Recombinant Zoster Vaccine (Shingrix): Real-World Effectiveness in the First 2 Years Post-Licensure

Background. Shingrix (recombinant zoster vaccine) was licensed to prevent herpes zoster, dispensed as 2 doses given 2-6 months apart among adults aged >= 50 years. Clinical trials yielded efficacy of >90% for confirmed herpes zoster, but post-market performance has not been evaluated. Efficacy of a single dose and a delayed second dose and efficacy among persons with autoimmune or immunosuppressive conditions have not been studied. We aimed to assess post-market vaccine effectiveness of Shingrix. Methods. We conducted a cohort study among Medicare Part D community-dwelling beneficiaries aged >65 years. Herpes zoster was identified using a medical office visit diagnosis with treatment, and postherpetic neuralgia was identified using a validated algorithm.
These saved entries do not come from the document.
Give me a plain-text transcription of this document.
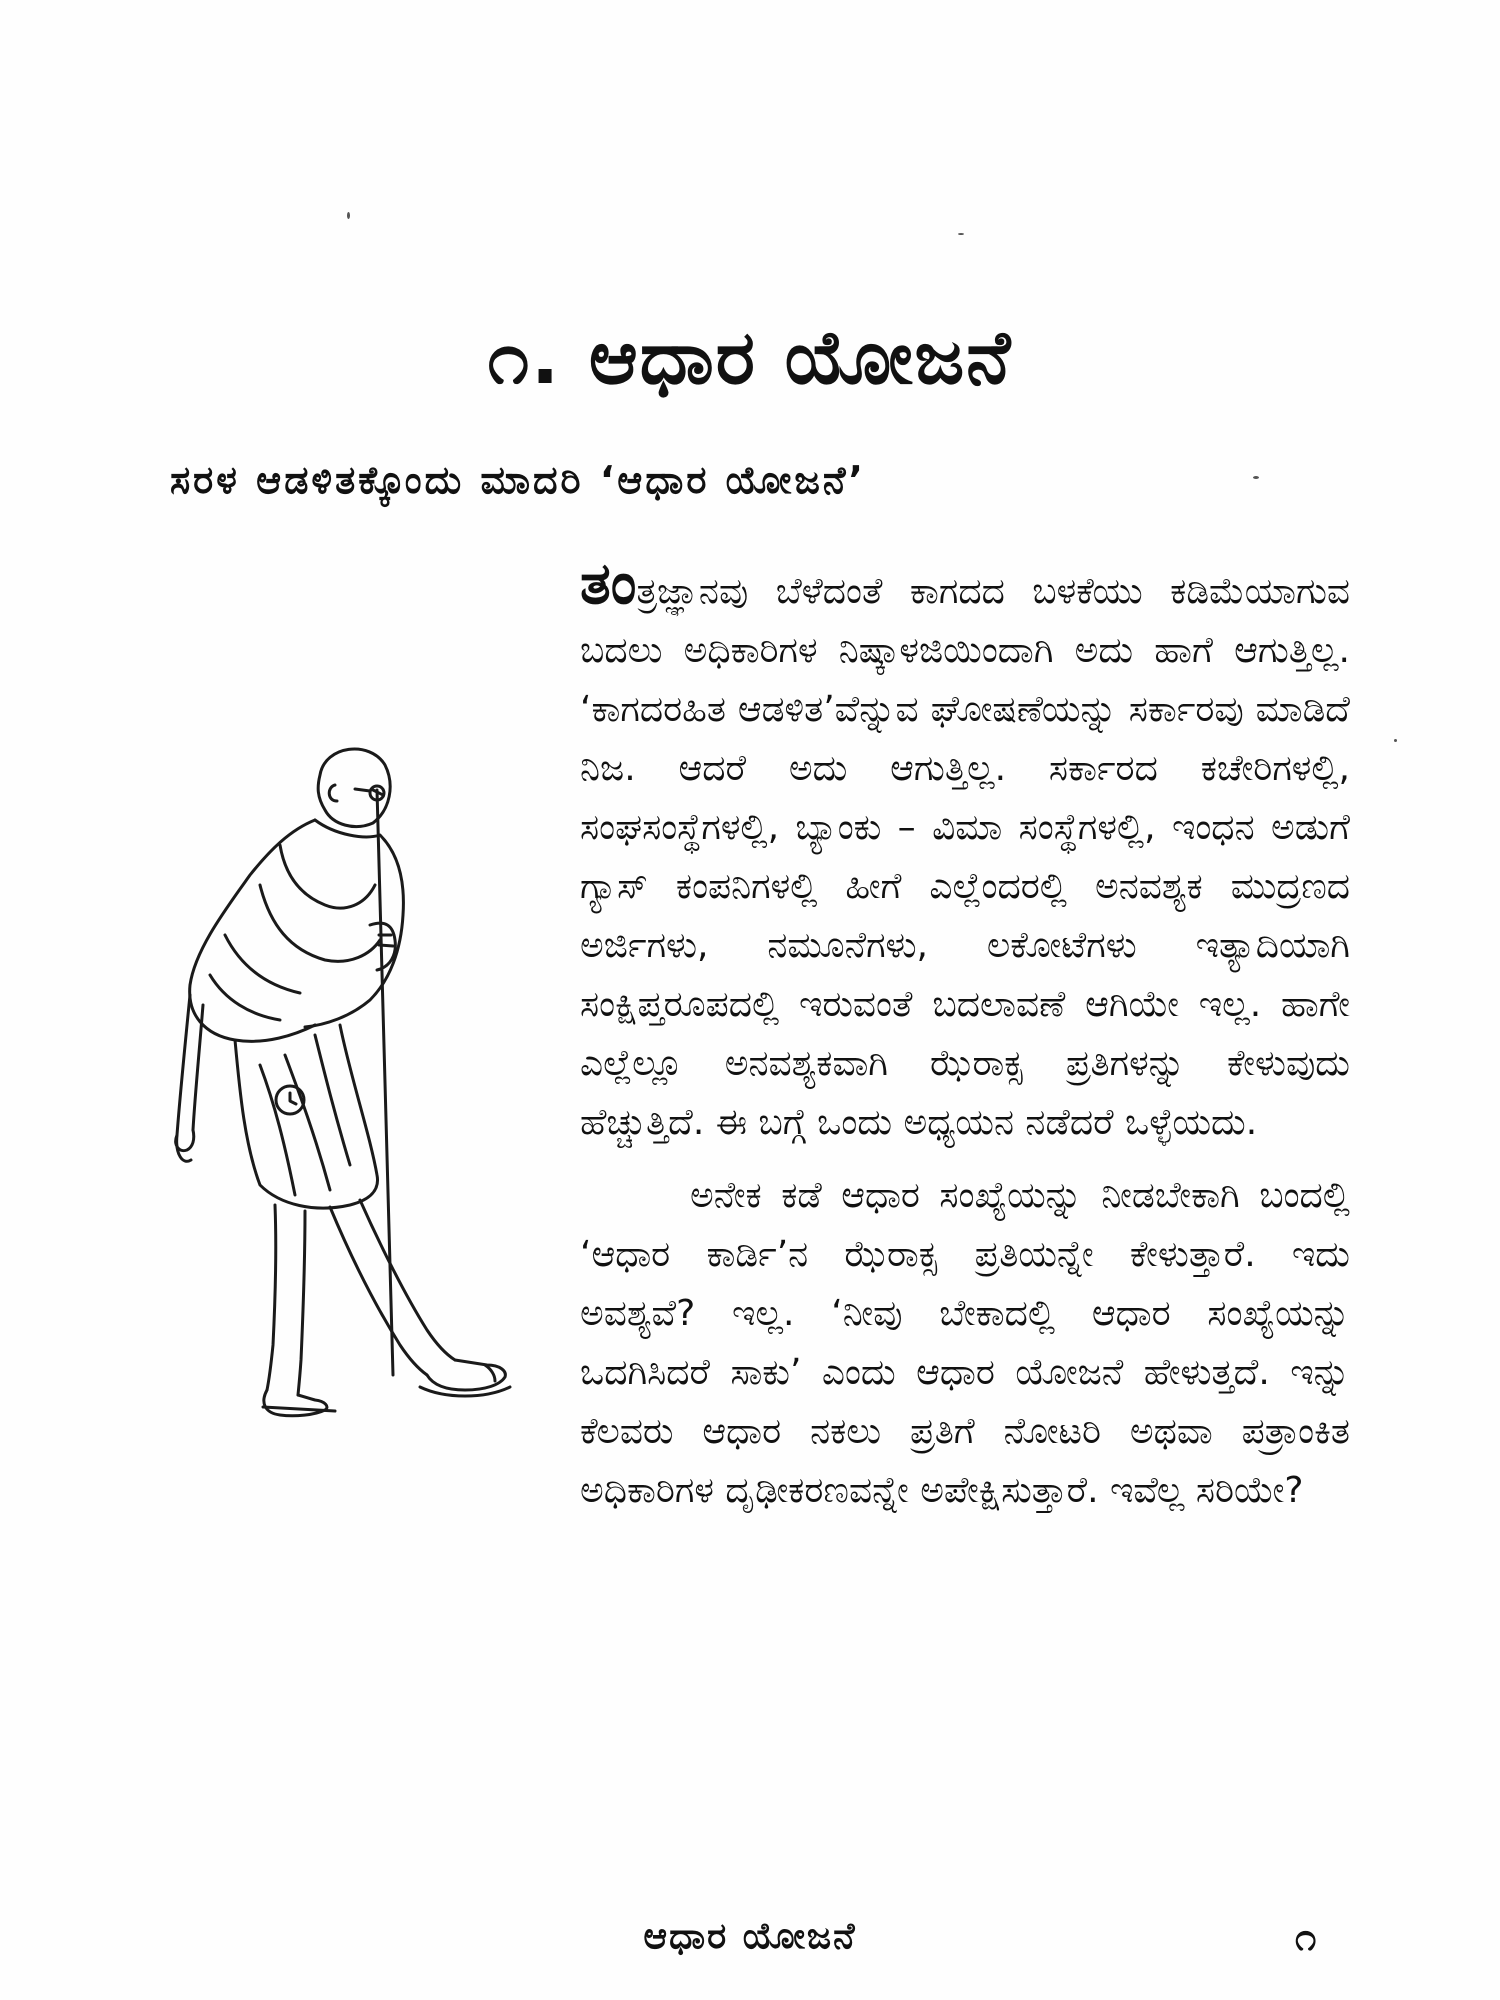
೧. ಆಧಾರ ಯೋಜನೆ
ಸರಳ ಆಡಳಿತಕ್ಕೊಂದು ಮಾದರಿ ‘ಆಧಾರ ಯೋಜನೆ’

ತಂತ್ರಜ್ಞಾನವು ಬೆಳೆದಂತೆ ಕಾಗದದ ಬಳಕೆಯು ಕಡಿಮೆಯಾಗುವ ಬದಲು ಅಧಿಕಾರಿಗಳ ನಿಷ್ಕಾಳಜಿಯಿಂದಾಗಿ ಅದು ಹಾಗೆ ಆಗುತ್ತಿಲ್ಲ. ‘ಕಾಗದರಹಿತ ಆಡಳಿತ’ವೆನ್ನುವ ಘೋಷಣೆಯನ್ನು ಸರ್ಕಾರವು ಮಾಡಿದೆ ನಿಜ. ಆದರೆ ಅದು ಆಗುತ್ತಿಲ್ಲ. ಸರ್ಕಾರದ ಕಚೇರಿಗಳಲ್ಲಿ, ಸಂಘಸಂಸ್ಥೆಗಳಲ್ಲಿ, ಬ್ಯಾಂಕು – ವಿಮಾ ಸಂಸ್ಥೆಗಳಲ್ಲಿ, ಇಂಧನ ಅಡುಗೆ ಗ್ಯಾಸ್ ಕಂಪನಿಗಳಲ್ಲಿ ಹೀಗೆ ಎಲ್ಲೆಂದರಲ್ಲಿ ಅನವಶ್ಯಕ ಮುದ್ರಣದ ಅರ್ಜಿಗಳು, ನಮೂನೆಗಳು, ಲಕೋಟೆಗಳು ಇತ್ಯಾದಿಯಾಗಿ ಸಂಕ್ಷಿಪ್ತರೂಪದಲ್ಲಿ ಇರುವಂತೆ ಬದಲಾವಣೆ ಆಗಿಯೇ ಇಲ್ಲ. ಹಾಗೇ ಎಲ್ಲೆಲ್ಲೂ ಅನವಶ್ಯಕವಾಗಿ ಝೆರಾಕ್ಸ ಪ್ರತಿಗಳನ್ನು ಕೇಳುವುದು ಹೆಚ್ಚುತ್ತಿದೆ. ಈ ಬಗ್ಗೆ ಒಂದು ಅಧ್ಯಯನ ನಡೆದರೆ ಒಳ್ಳೆಯದು.

ಅನೇಕ ಕಡೆ ಆಧಾರ ಸಂಖ್ಯೆಯನ್ನು ನೀಡಬೇಕಾಗಿ ಬಂದಲ್ಲಿ ‘ಆಧಾರ ಕಾರ್ಡಿ’ನ ಝೆರಾಕ್ಸ ಪ್ರತಿಯನ್ನೇ ಕೇಳುತ್ತಾರೆ. ಇದು ಅವಶ್ಯವೆ? ಇಲ್ಲ. ‘ನೀವು ಬೇಕಾದಲ್ಲಿ ಆಧಾರ ಸಂಖ್ಯೆಯನ್ನು ಒದಗಿಸಿದರೆ ಸಾಕು’ ಎಂದು ಆಧಾರ ಯೋಜನೆ ಹೇಳುತ್ತದೆ. ಇನ್ನು ಕೆಲವರು ಆಧಾರ ನಕಲು ಪ್ರತಿಗೆ ನೋಟರಿ ಅಥವಾ ಪತ್ರಾಂಕಿತ ಅಧಿಕಾರಿಗಳ ದೃಢೀಕರಣವನ್ನೇ ಅಪೇಕ್ಷಿಸುತ್ತಾರೆ. ಇವೆಲ್ಲ ಸರಿಯೇ?

ಆಧಾರ ಯೋಜನೆ	೧
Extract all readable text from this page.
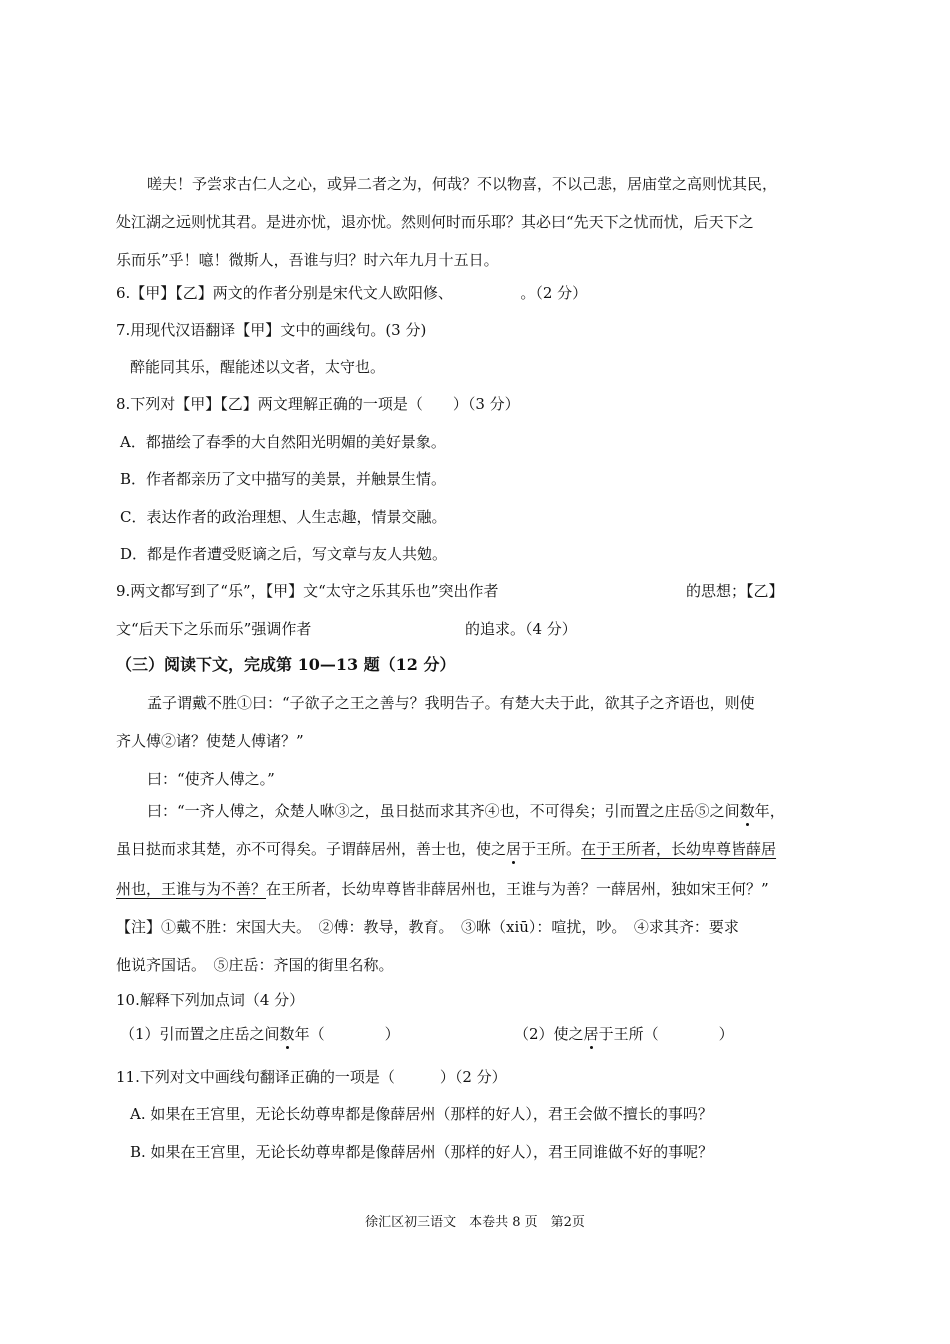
嗟夫！予尝求古仁人之心，或异二者之为，何哉？不以物喜，不以己悲，居庙堂之高则忧其民，
处江湖之远则忧其君。是进亦忧，退亦忧。然则何时而乐耶？其必曰“先天下之忧而忧，后天下之
乐而乐”乎！噫！微斯人，吾谁与归？时六年九月十五日。
6.【甲】【乙】两文的作者分别是宋代文人欧阳修、　　　　　。（2 分）
7.用现代汉语翻译【甲】文中的画线句。(3 分)
醉能同其乐，醒能述以文者，太守也。
8.下列对【甲】【乙】两文理解正确的一项是（　　）（3 分）
A．都描绘了春季的大自然阳光明媚的美好景象。
B．作者都亲历了文中描写的美景，并触景生情。
C．表达作者的政治理想、人生志趣，情景交融。
D．都是作者遭受贬谪之后，写文章与友人共勉。
9.两文都写到了“乐”，【甲】文“太守之乐其乐也”突出作者	的思想；【乙】
文“后天下之乐而乐”强调作者	的追求。（4 分）
（三）阅读下文，完成第 10—13 题（12 分）
孟子谓戴不胜①曰：“子欲子之王之善与？我明告子。有楚大夫于此，欲其子之齐语也，则使
齐人傅②诸？使楚人傅诸？”
曰：“使齐人傅之。”
曰：“一齐人傅之，众楚人咻③之，虽日挞而求其齐④也，不可得矣；引而置之庄岳⑤之间数年，
虽日挞而求其楚，亦不可得矣。子谓薛居州，善士也，使之居于王所。在于王所者，长幼卑尊皆薛居
州也，王谁与为不善？在王所者，长幼卑尊皆非薛居州也，王谁与为善？一薛居州，独如宋王何？”
【注】①戴不胜：宋国大夫。　②傅：教导，教育。　③咻（xiū）：喧扰，吵。　④求其齐：要求
他说齐国话。　⑤庄岳：齐国的街里名称。
10.解释下列加点词（4 分）
（1）引而置之庄岳之间数年（　　　　）	（2）使之居于王所（　　　　）
11.下列对文中画线句翻译正确的一项是（　　　）（2 分）
A. 如果在王宫里，无论长幼尊卑都是像薛居州（那样的好人），君王会做不擅长的事吗？
B. 如果在王宫里，无论长幼尊卑都是像薛居州（那样的好人），君王同谁做不好的事呢？
徐汇区初三语文　本卷共 8 页　第2页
We used inverse probability of treatment weighting to improve cohort balance and marginal structural models to estimate hazard ratios. Results. We found a vaccine effectiveness of 70.1% (95% confidence interval [CI], 68.6-71.5) and 56.9% (95% CI, 55.0-58.8) for 2 and 1 doses, respectively. The 2-dose vaccine effectiveness was not significantly lower for beneficiaries aged >80 years, for second doses received at >= 180 days, or for individuals with autoimmune conditions. The vaccine was also effective among individuals with immunosuppressive conditions. Two-dose vaccine effectiveness against postherpetic neuralgia was 76.0% (95% CI, 68.4-81.8). Conclusions. This large real-world observational study of the effectiveness of Shingrix demonstrates the benefit of completing the 2-dose regimen. Second doses administered beyond the recommended 6 months did not impair effectiveness. Our effectiveness estimates were lower than the clinical trials estimates, likely due to differences in outcome specificity.

Automated summary

This study evaluated the post-market effectiveness of the Shingrix vaccine and found vaccine effectiveness of 70.1% and 56.9% for 2 doses and 1 dose, respectively. The effectiveness of the 2-dose vaccine did not significantly decrease for beneficiaries aged over 80, for delays in receiving the second dose, or for individuals with autoimmune conditions. The vaccine also showed effectiveness among individuals with immunosuppressive conditions.